Шкатулка с тройным дном | страница 47



Долго на заре туманной
Плакала метель,
Уложили Дон-Жуана
В снежную постель.
Чтобы ночь тебе светлее
Вечная — была,
Я тебе севильский веер
Черный принесла.

Замечу, что вторым из ряженых в Первой главе Части первой Триптиха был Дон-Жуан, а первым — Фауст, любимые герои Цветаевой. А в первоначальном варианте «Петербургской повести» их и вовсе — только двое. Это уже в последней, окончательной редакции Поэмы появляются еще четверо ряженых. А сама «ряженость» Дон-Жуана подсказана, на мой взгляд, строфой из стихотворения Цветаевой, переселившей Дон-Жуана из знойной Испании в морозную Россию:

Ах, в дохе медвежьей
И узнать вас трудно,
Если бы не губы
Ваши, Дон-Жуан!

В строках Второго посвящения «Хочешь мне сказать по секрету, // Что уже миновала Лету» мне слышится обращение скорее к Цветаевой, чем к Судейкиной. Кто спорит, и об актрисе вполне правомерно сказать: миновала Лету, особенно в текущее время интенсивной звуко- и видеозаписи.
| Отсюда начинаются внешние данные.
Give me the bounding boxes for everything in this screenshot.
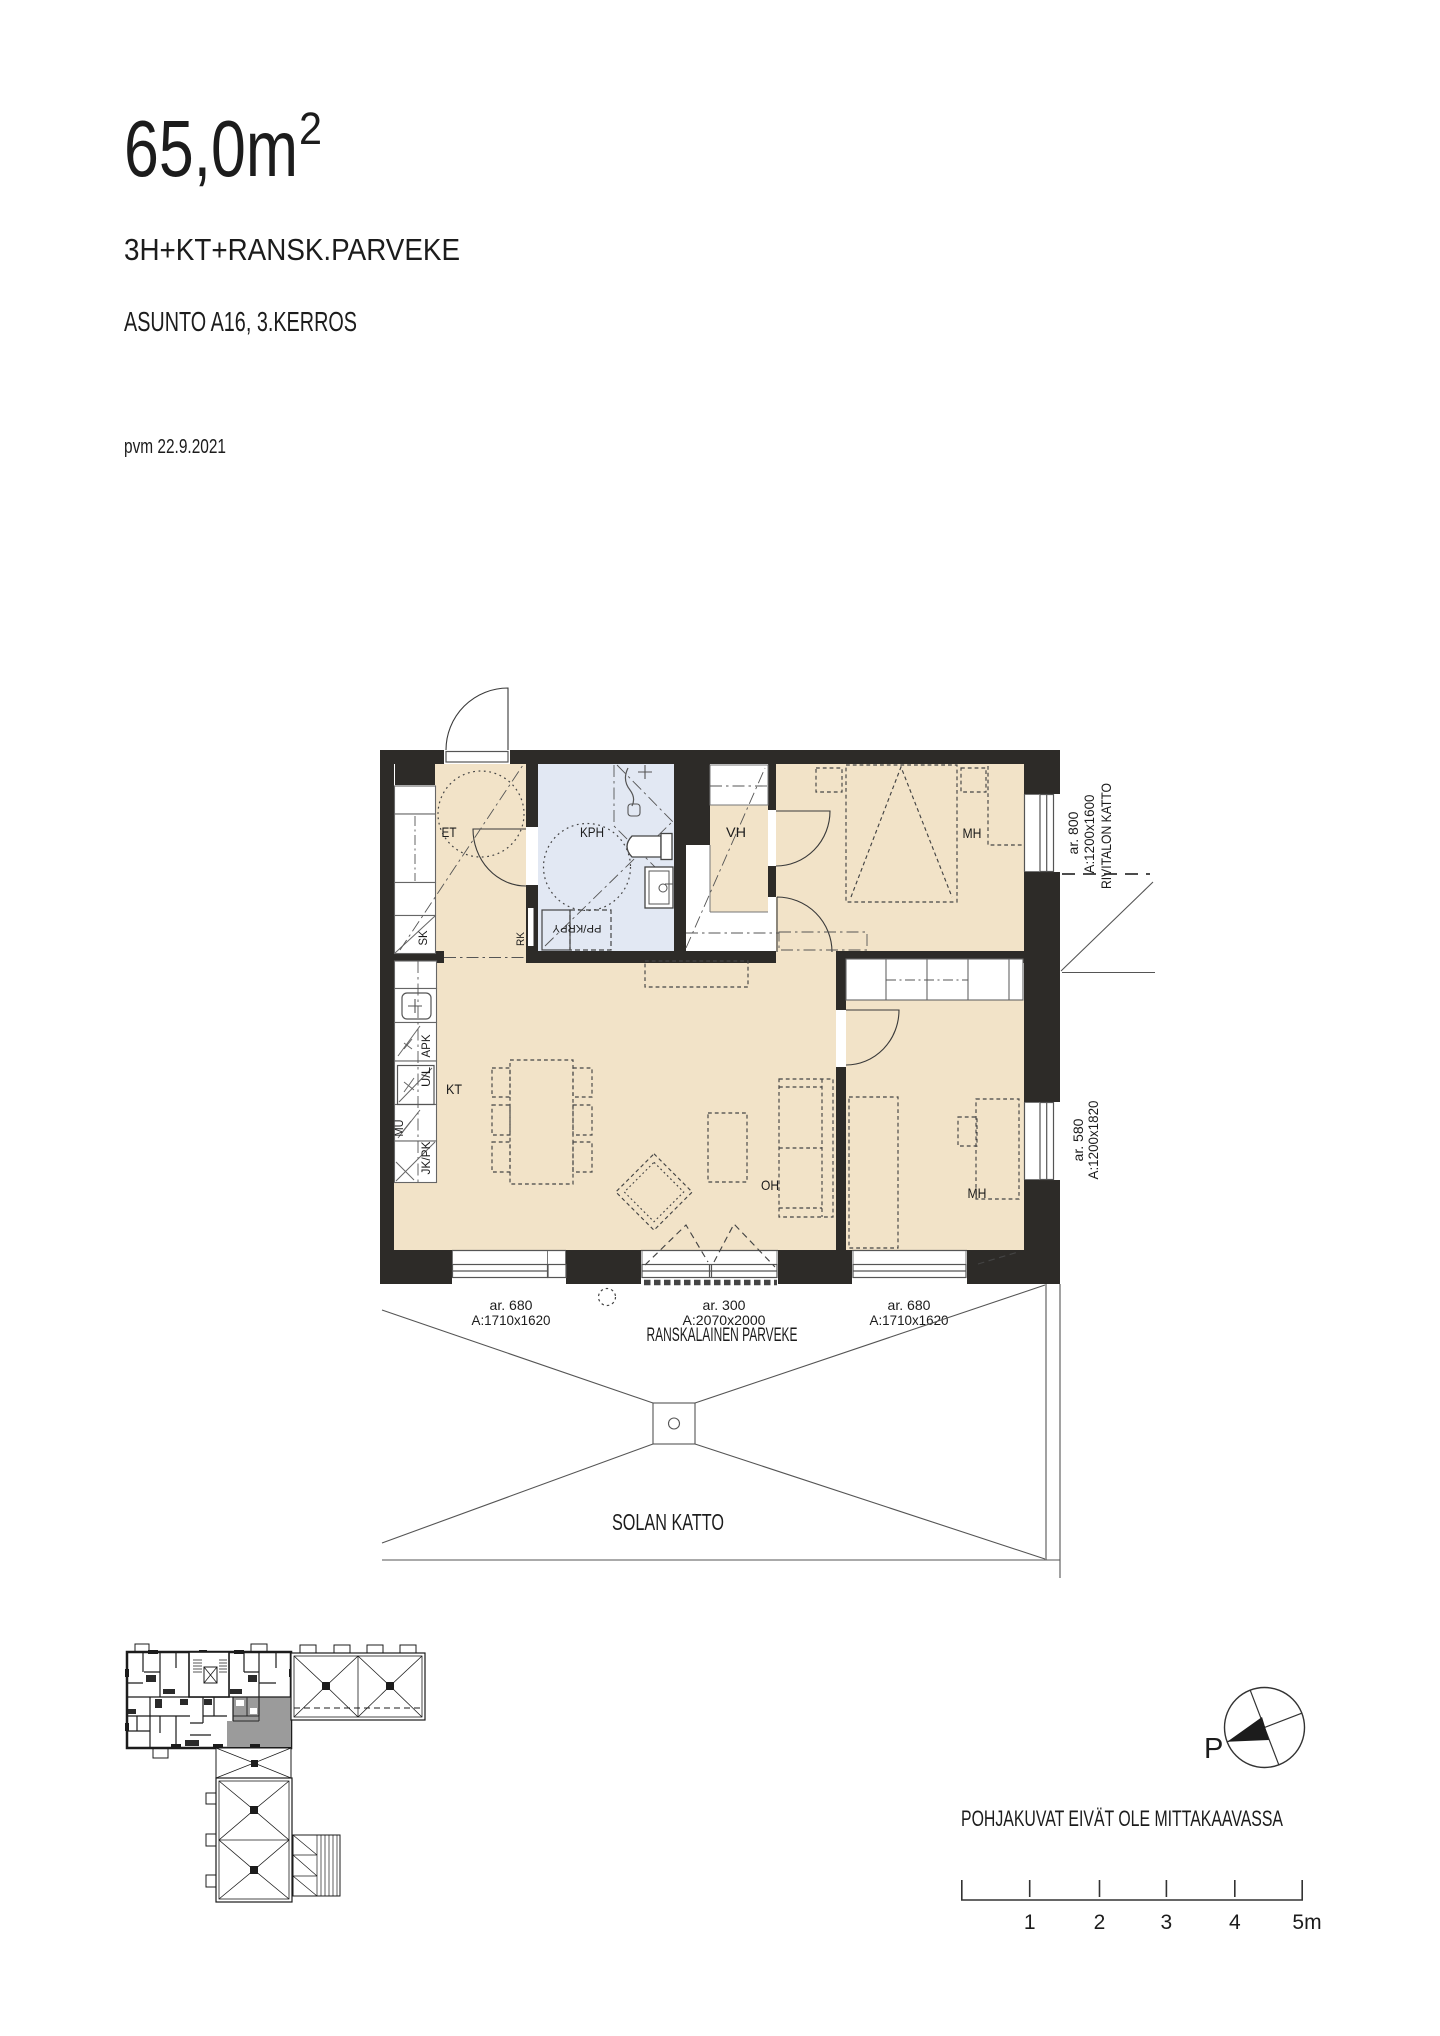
svg-text:ar. 300: ar. 300 [703,1297,746,1313]
svg-text:ar. 680: ar. 680 [888,1297,931,1313]
svg-text:RIVITALON KATTO: RIVITALON KATTO [1098,783,1114,889]
svg-text:A:1200x1820: A:1200x1820 [1085,1100,1101,1179]
svg-text:RK: RK [515,931,527,946]
svg-text:MU: MU [392,1120,406,1137]
svg-text:ar. 580: ar. 580 [1070,1118,1086,1161]
svg-text:U/L: U/L [419,1067,433,1087]
svg-text:1: 1 [1024,1911,1036,1934]
svg-text:3: 3 [1161,1911,1173,1934]
svg-text:SK: SK [416,931,430,946]
svg-text:65,0m: 65,0m [124,104,298,193]
svg-text:P: P [1204,1733,1223,1765]
svg-text:ar. 800: ar. 800 [1065,811,1081,854]
svg-text:ar. 680: ar. 680 [490,1297,533,1313]
svg-text:MH: MH [968,1185,987,1201]
svg-text:A:1710x1620: A:1710x1620 [870,1312,949,1328]
svg-text:A:1710x1620: A:1710x1620 [472,1312,551,1328]
svg-text:PP/KRPY: PP/KRPY [552,922,602,934]
svg-text:5m: 5m [1292,1911,1321,1934]
svg-text:KT: KT [446,1081,462,1097]
svg-text:KPH: KPH [580,824,604,840]
svg-text:MH: MH [963,825,982,841]
svg-text:JK/PK: JK/PK [419,1142,433,1175]
svg-text:POHJAKUVAT EIVÄT OLE MITTAKAAV: POHJAKUVAT EIVÄT OLE MITTAKAAVASSA [961,1806,1283,1831]
svg-text:RANSKALAINEN PARVEKE: RANSKALAINEN PARVEKE [647,1325,798,1346]
svg-text:pvm 22.9.2021: pvm 22.9.2021 [124,436,226,458]
svg-text:2: 2 [1094,1911,1106,1934]
svg-text:APK: APK [419,1035,433,1058]
svg-text:2: 2 [299,103,322,154]
svg-text:ET: ET [442,824,457,840]
svg-text:4: 4 [1229,1911,1241,1934]
svg-text:3H+KT+RANSK.PARVEKE: 3H+KT+RANSK.PARVEKE [124,232,460,267]
svg-text:OH: OH [761,1177,779,1193]
svg-text:SOLAN KATTO: SOLAN KATTO [612,1509,724,1535]
svg-text:VH: VH [726,824,746,840]
svg-text:A:1200x1600: A:1200x1600 [1081,794,1097,873]
svg-text:ASUNTO A16, 3.KERROS: ASUNTO A16, 3.KERROS [124,306,357,337]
Но так обычно Поэт говорит о Поэте. Может быть я привыкла к штампу? Но по смыслу скорее Психее-душе, чем Путанице, скажешь: «Уже миновала Лету». Еще одна мелочь меня укрепляет в моем предположении — «сказать по секрету». Это, на мой взгляд, тоже своеобразная «описка» Ахматовой, в чьей уже расцветшей Поэме Цветаева живет секретно. Ведь зачем Судейкиной рассказывать что-либо по секрету, тайно? Не думаю, что «по секрету» Ахматова написала ради рифмы. Правда, и в Путанице можно заподозрить «приехавшую из Москвы и все на свете перепутавшую Цветаеву», о чем я говорила выше. Это не Блок, которого с помощью явных реминисценций Ахматова упорно держит на авансцене. И не Мандельштам — двойник, идущий на допрос и полулегально проживающий в Триптихе из-за осмысленной автором беспомощности перед свирепой цензурой. На текстовую перекличку с Мандельштамом я уже указывала в главке «Там их трое», где, говоря языком Собеседницы и Наследницы, «два под одним плащом — ходят дыханья», — дыханья Мандельштама и Цветаевой, и отводят под этим плащом небольшое место и для дыханья Князева.

На невинное хвастовство Цветаевой в «Нездешнем вечере» тем, что Ахматова носила в сумочке ее стихи и всем «их без конца читала, измяв до дыр», Ахматова отозвалась восклицанием отчетливым и гневным:

«Этого никогда не было. Ни ее стихов у меня в сумочке, ни трещин, ни складок» (Л. Ч., «Записки…», т. II). И вымышленное ли хвастовство? Вполне вероятно, что великодушный Мандельштам, понимая, как жаждет Цветаева ахматовского признания, и сказал нечто подобное о сумочке. Неужели это невинное бахвальство может вызвать такой гнев? И даже если Цветаева нафантазировала, дает ли такой вымысел повод к «и все на свете перепутавшая Цветаева»? Пожалуй, нет. Здесь видится мне все то же: соперничество и ревность к «новопреставленной болярыне Марине», более глубокие причины в личных и творческих взаимоотношениях, да и ахматовский комплекс. Да и стихотворение Цветаевой «Германии» вряд ли могло не возмутить Ахматову.